森泉山の地点A,Bの汚染レベルの比較。 |
面白いことがここに一つある。それは、地点Bの放射線量は0.2μSv/hほどあるのに、関東の2地点は0.1μSv/h強程度しかないということだ。具体的な値は次のようになる。
場所 | 線量(μSv/h) | 放射能(Bq/kg) |
森泉山(地点B) | 0.19 | 400 |
皇居北の丸 | 0.12 | 560 |
川崎 | 0.12 | 310 |
線量だけみれば、森泉山西側斜面(地点B)の汚染は、関東の倍のひどさがあるように見える。しかし、その放射能の数字を見ると同程度あるいは、それより弱い汚染となっている。この傾向は、スペクトルのグラフを見ればもっと明瞭だ。スペクトルのピークを見ると、関東の2地点はどちらも森泉山西側斜面を上回っている。これが意味するのは、土壌の放射能は関東の2地点の方が森泉山中腹よりも強いということだ。つまり、線量の低い関東の土壌の方が、森泉山西側斜面よりもセシウム汚染がひどいことになる。

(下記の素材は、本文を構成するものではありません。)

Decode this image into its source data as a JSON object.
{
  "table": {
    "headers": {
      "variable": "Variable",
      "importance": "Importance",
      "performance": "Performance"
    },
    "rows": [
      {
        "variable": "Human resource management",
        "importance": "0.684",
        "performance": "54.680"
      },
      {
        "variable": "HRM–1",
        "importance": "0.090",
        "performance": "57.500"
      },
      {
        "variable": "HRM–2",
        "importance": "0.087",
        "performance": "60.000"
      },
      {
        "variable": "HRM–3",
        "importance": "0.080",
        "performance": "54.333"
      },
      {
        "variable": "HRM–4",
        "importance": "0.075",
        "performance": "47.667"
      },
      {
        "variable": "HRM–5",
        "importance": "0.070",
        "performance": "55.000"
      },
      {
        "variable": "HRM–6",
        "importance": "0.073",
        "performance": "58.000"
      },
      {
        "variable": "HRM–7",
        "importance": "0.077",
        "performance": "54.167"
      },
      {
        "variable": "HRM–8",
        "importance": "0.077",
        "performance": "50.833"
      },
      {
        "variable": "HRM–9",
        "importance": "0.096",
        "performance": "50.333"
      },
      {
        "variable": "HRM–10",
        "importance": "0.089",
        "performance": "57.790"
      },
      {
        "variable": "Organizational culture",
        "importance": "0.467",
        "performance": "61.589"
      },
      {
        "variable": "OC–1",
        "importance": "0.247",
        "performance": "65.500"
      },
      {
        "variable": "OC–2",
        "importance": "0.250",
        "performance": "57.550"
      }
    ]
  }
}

前に考察したように、山林の汚染は森全体に渡るため土壌だけにセシウムが沈着するわけではない。つまり、土壌汚染が関東より軽いからといって、これは嬉しいニュースとはならないと思う。山や森林の除染は、土壌の剥ぎ取りだけでは済まないだろう。木を切り倒し、岩を撤去し、その上に腐葉土や砂礫を除去しなくては、線量は落ちないということだ。
一方、都市部の汚染は線量だけみれば低いように見えるが、それはセシウムの沈着が主に土壌にのみ形成されているからだろう。森全体が引き受けるはずだったセシウム汚染は、コンクリートやアスファルトの表面を流れ、下水や川に流れ込み、最後は海へと行ってしまった。つまり、東京を含む関東平野だって0.2μSv/h以上の汚染があってもおかしくなかったが、都市化によって汚染は定着せず、海へとその責任をなすりつけた形になったと思われる。東京で土のある所を探すのは難しいが、公園や校庭、神社、数少なくなった畑地など、限られた場所にはある。それだけに、こういう場所には付近から流れ込んだセシウムが溜まり、放射能(つまりベクレル)が高くなってしまう傾向があるのではないだろうか?都市部のセシウム汚染は一カ所にかたまり、局所的なホットスポットを作りやすいと思われる。実際、多摩川の河原ではそういう場所が数地点報告され、現在は立ち入り禁止となっている。その線量は1μSv/hに及ぶような高い線量を示しているという。外部被曝の観点からしても、これは要注意だ。しかし、なによりも関東の人間が気をつけなくてはいけないのは、強く汚染された土や砂が舞い上がり、それを吸入してしまうことだ。いわゆる内部被曝だ。公園に遊びにいったり、校庭でスポーツをしたりするときは注意すべきだろう。
そして、これから最大の問題となるはずなのは、東京湾の海産物だ。これを食べるときは、よく考える必要がある。東京の海には、森泉山が引き受けてくれた放射能物質の大半が流れ込んでいると思うと背筋が凍る。